Part 6 — What does the tradeoff actually buy

If you imagine the design space as a 2D plot — KV cache shrink on one axis and attention compute shrink on the other — MLA sits high on the cache axis with no compute reduction; hybrid SWA sits moderately on both. The honest summary is:

  1. MLA is the safer architectural change. Every layer is the same operator; the change is upstream of how K and V are stored. You give up nothing in the attention pattern. The cost is plumbing (decoupled RoPE, absorption tricks at inference time) and a slight scale-up in attention-side parameters (the up-projection matrices). MLA is a good default for a dense or MoE model that wants to push context length without rethinking the layer recipe.

  2. Hybrid attention is the bolder bet, and is more compute-efficient on prefill. Skipping most pairs in most layers is a much larger saving in raw FLOPs than compressing K/V. But it relies on attention sinks to make small windows work, requires careful ratio/window tuning, and creates heterogeneous compute and cache patterns that the infra stack has to live with. The reward is a model that scales gracefully to 256k+ context with near-constant decode cost in the SWA layers.

  3. They are not competitors so much as complements. The DeepSeek-V3.2 paper (which retrofitted sparse attention onto an MLA-based stack) is the clearest existing example of layering one of these ideas on top of the other. A future model that runs MLA inside hybrid GA layers — full-rank globally rare, low-rank in those few global slots — would compound the savings in a natural way.
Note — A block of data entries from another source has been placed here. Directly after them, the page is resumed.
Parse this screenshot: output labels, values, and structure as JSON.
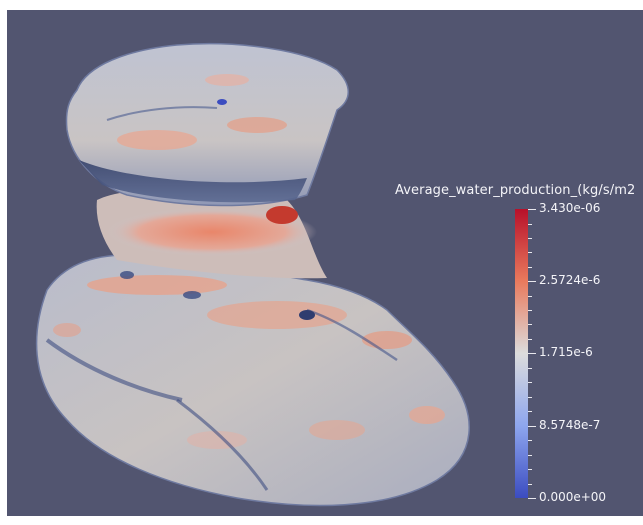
{
  "colorbar": {
    "title": "Average_water_production_(kg/s/m2",
    "labels": {
      "max": "3.430e-06",
      "q3": "2.5724e-6",
      "mid": "1.715e-6",
      "q1": "8.5748e-7",
      "min": "0.000e+00"
    },
    "colors": {
      "high": "#b8102a",
      "mid": "#dcdcdc",
      "low": "#3b4cc0"
    }
  },
  "background_color": "#525570"
}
We haven’t seen it ship publicly, but the design surface is wide open.

The deeper takeaway from reading the two papers back-to-back is that the constraints of the production stack often determine which trade looks attractive. DeepSeek started from an “every layer should look the same” worldview and re-engineered the K/V representation. Xiaomi started from a “small windows are cheap, attention sinks make them work” worldview and re-engineered the per-layer pattern. Either move is defensible. The interesting questions show up downstream — in how they shape MTP, FP8 quantization, KV serving, and long-context extension — and that’s where the architectures stop being interchangeable.

Closing

MLA and hybrid attention are two genuinely different answers to the same question, and that is rarer than it sounds. Most attention variants since 2022 have been minor tweaks on a shared template; MLA and hybrid SWA actually disagree about which axis to compress on. Reading them together is the cheapest way to internalize the modern design space — what you give up, what you keep, and what the rest of the stack has to do differently to make it pay off.
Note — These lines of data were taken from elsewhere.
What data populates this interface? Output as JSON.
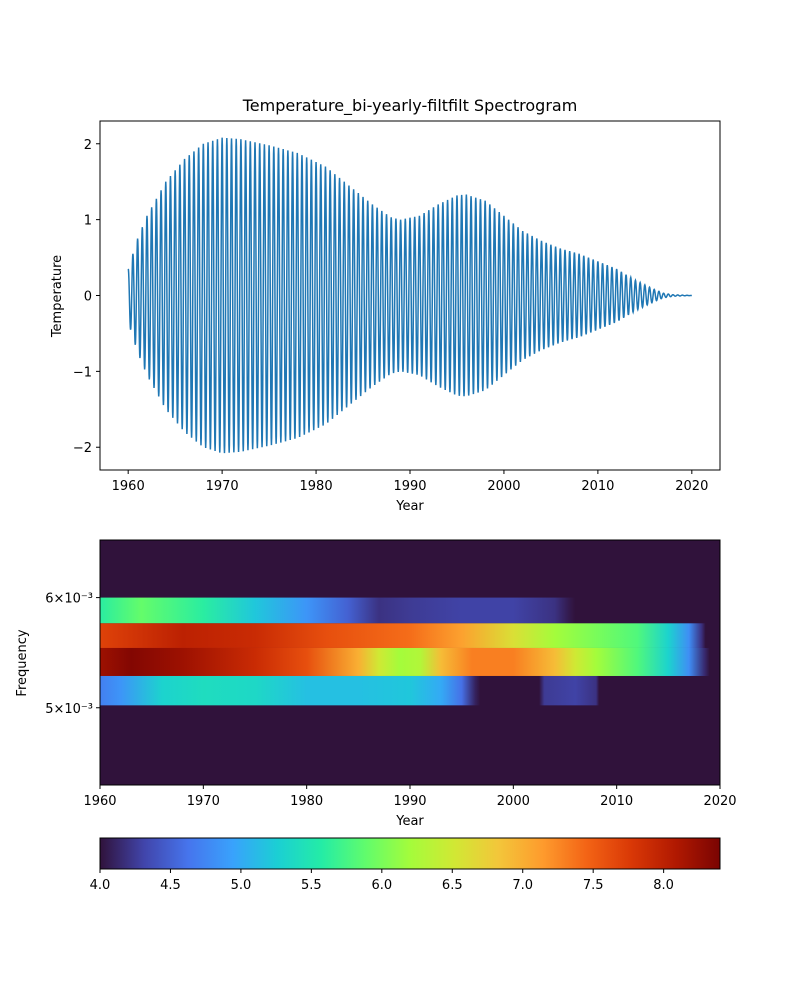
{
  "figure_title": "Temperature_bi-yearly-filtfilt Spectrogram",
  "chart_data": [
    {
      "type": "line",
      "title": "Temperature_bi-yearly-filtfilt Spectrogram",
      "xlabel": "Year",
      "ylabel": "Temperature",
      "xlim": [
        1957,
        2023
      ],
      "ylim": [
        -2.3,
        2.3
      ],
      "x_ticks": [
        1960,
        1970,
        1980,
        1990,
        2000,
        2010,
        2020
      ],
      "x_tick_labels": [
        "1960",
        "1970",
        "1980",
        "1990",
        "2000",
        "2010",
        "2020"
      ],
      "y_ticks": [
        2,
        1,
        0,
        -1,
        -2
      ],
      "y_tick_labels": [
        "2",
        "1",
        "0",
        "−1",
        "−2"
      ],
      "grid": false,
      "line_color": "#1f77b4",
      "series": [
        {
          "x_start": 1960,
          "x_end": 2020,
          "period_years": 0.5,
          "envelope": [
            [
              1960,
              0.35
            ],
            [
              1961,
              0.75
            ],
            [
              1962,
              1.05
            ],
            [
              1964,
              1.5
            ],
            [
              1966,
              1.8
            ],
            [
              1968,
              2.0
            ],
            [
              1970,
              2.08
            ],
            [
              1972,
              2.06
            ],
            [
              1975,
              1.98
            ],
            [
              1978,
              1.88
            ],
            [
              1981,
              1.7
            ],
            [
              1984,
              1.4
            ],
            [
              1986,
              1.2
            ],
            [
              1988,
              1.03
            ],
            [
              1989,
              1.0
            ],
            [
              1991,
              1.05
            ],
            [
              1993,
              1.2
            ],
            [
              1995,
              1.32
            ],
            [
              1996,
              1.33
            ],
            [
              1998,
              1.25
            ],
            [
              2000,
              1.05
            ],
            [
              2002,
              0.85
            ],
            [
              2004,
              0.72
            ],
            [
              2006,
              0.62
            ],
            [
              2008,
              0.55
            ],
            [
              2010,
              0.45
            ],
            [
              2012,
              0.35
            ],
            [
              2014,
              0.2
            ],
            [
              2016,
              0.08
            ],
            [
              2017,
              0.03
            ],
            [
              2018,
              0.01
            ],
            [
              2020,
              0.0
            ]
          ]
        }
      ]
    },
    {
      "type": "heatmap",
      "xlabel": "Year",
      "ylabel": "Frequency",
      "xlim": [
        1960,
        2020
      ],
      "x_ticks": [
        1960,
        1970,
        1980,
        1990,
        2000,
        2010,
        2020
      ],
      "x_tick_labels": [
        "1960",
        "1970",
        "1980",
        "1990",
        "2000",
        "2010",
        "2020"
      ],
      "y_scale": "log",
      "ylim": [
        0.0044,
        0.0066
      ],
      "y_ticks": [
        0.006,
        0.005
      ],
      "y_tick_labels": [
        "6×10⁻³",
        "5×10⁻³"
      ],
      "background_value": 4.0,
      "rows": [
        {
          "f_low": 0.00575,
          "f_high": 0.006,
          "stops": [
            [
              1960,
              5.6
            ],
            [
              1964,
              5.9
            ],
            [
              1970,
              5.6
            ],
            [
              1975,
              5.2
            ],
            [
              1980,
              4.85
            ],
            [
              1984,
              4.5
            ],
            [
              1987,
              4.2
            ],
            [
              1990,
              4.25
            ],
            [
              1995,
              4.3
            ],
            [
              2000,
              4.3
            ],
            [
              2004,
              4.2
            ],
            [
              2005.4,
              4.05
            ],
            [
              2006,
              4.0
            ]
          ]
        },
        {
          "f_low": 0.00552,
          "f_high": 0.00575,
          "stops": [
            [
              1960,
              7.7
            ],
            [
              1968,
              8.0
            ],
            [
              1975,
              7.9
            ],
            [
              1982,
              7.6
            ],
            [
              1990,
              7.4
            ],
            [
              1995,
              7.1
            ],
            [
              2000,
              6.6
            ],
            [
              2004,
              6.2
            ],
            [
              2008,
              6.0
            ],
            [
              2012,
              5.8
            ],
            [
              2015,
              5.3
            ],
            [
              2017,
              4.8
            ],
            [
              2018.2,
              4.2
            ],
            [
              2018.6,
              4.0
            ]
          ]
        },
        {
          "f_low": 0.00527,
          "f_high": 0.00552,
          "stops": [
            [
              1960,
              8.2
            ],
            [
              1963,
              8.35
            ],
            [
              1968,
              8.2
            ],
            [
              1975,
              7.9
            ],
            [
              1980,
              7.6
            ],
            [
              1985,
              7.0
            ],
            [
              1987,
              6.5
            ],
            [
              1989,
              6.2
            ],
            [
              1991,
              6.3
            ],
            [
              1993,
              6.9
            ],
            [
              1996,
              7.3
            ],
            [
              2000,
              7.3
            ],
            [
              2004,
              6.9
            ],
            [
              2006,
              6.5
            ],
            [
              2008,
              6.2
            ],
            [
              2012,
              5.8
            ],
            [
              2015,
              5.3
            ],
            [
              2017,
              4.8
            ],
            [
              2018.5,
              4.15
            ],
            [
              2019,
              4.0
            ]
          ]
        },
        {
          "f_low": 0.00502,
          "f_high": 0.00527,
          "stops": [
            [
              1960,
              4.7
            ],
            [
              1962,
              4.85
            ],
            [
              1966,
              5.3
            ],
            [
              1970,
              5.4
            ],
            [
              1975,
              5.35
            ],
            [
              1980,
              5.15
            ],
            [
              1985,
              5.15
            ],
            [
              1990,
              5.2
            ],
            [
              1993,
              5.0
            ],
            [
              1995,
              4.6
            ],
            [
              1996.3,
              4.1
            ],
            [
              1996.8,
              4.0
            ],
            [
              2002.5,
              4.0
            ],
            [
              2003,
              4.25
            ],
            [
              2006,
              4.3
            ],
            [
              2008,
              4.2
            ],
            [
              2008.3,
              4.0
            ]
          ]
        }
      ]
    },
    {
      "type": "colorbar",
      "range": [
        4.0,
        8.4
      ],
      "ticks": [
        4.0,
        4.5,
        5.0,
        5.5,
        6.0,
        6.5,
        7.0,
        7.5,
        8.0
      ],
      "tick_labels": [
        "4.0",
        "4.5",
        "5.0",
        "5.5",
        "6.0",
        "6.5",
        "7.0",
        "7.5",
        "8.0"
      ],
      "colormap": "turbo",
      "colormap_stops": [
        "#30123b",
        "#4145ab",
        "#4675ed",
        "#39a2fc",
        "#1bcfd4",
        "#24eca6",
        "#61fc6c",
        "#a4fc3b",
        "#d1e834",
        "#f3c63a",
        "#fe9b2d",
        "#f36315",
        "#d93806",
        "#b11901",
        "#7a0402"
      ]
    }
  ]
}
If you’ve made it this far and want to chase the thread further, the natural next stops are NSA and DSA (DeepSeek’s sparse attention designs, covered in this blog post) which sit on a third axis — sparsifying which pairs are computed inside each attention call — and the open question of whether a future model wants to combine all three.

References

  • DeepSeek-AI. DeepSeek-V2: A Strong, Economical, and Efficient Mixture-of-Experts Language Model. arXiv:2405.04434, 2024.
  • DeepSeek-AI. DeepSeek-V3 Technical Report. arXiv:2412.19437, 2024.
  • LLM-Core, Xiaomi. MiMo-V2-Flash Technical Report. arXiv:2601.02780, 2026.
  • Beltagy, I., Peters, M., Cohan, A. Longformer: The Long-Document Transformer. arXiv:2004.05150, 2020.
  • Agarwal, A. et al. gpt-oss. (Attention sink bias formulation referenced by MiMo-V2-Flash.)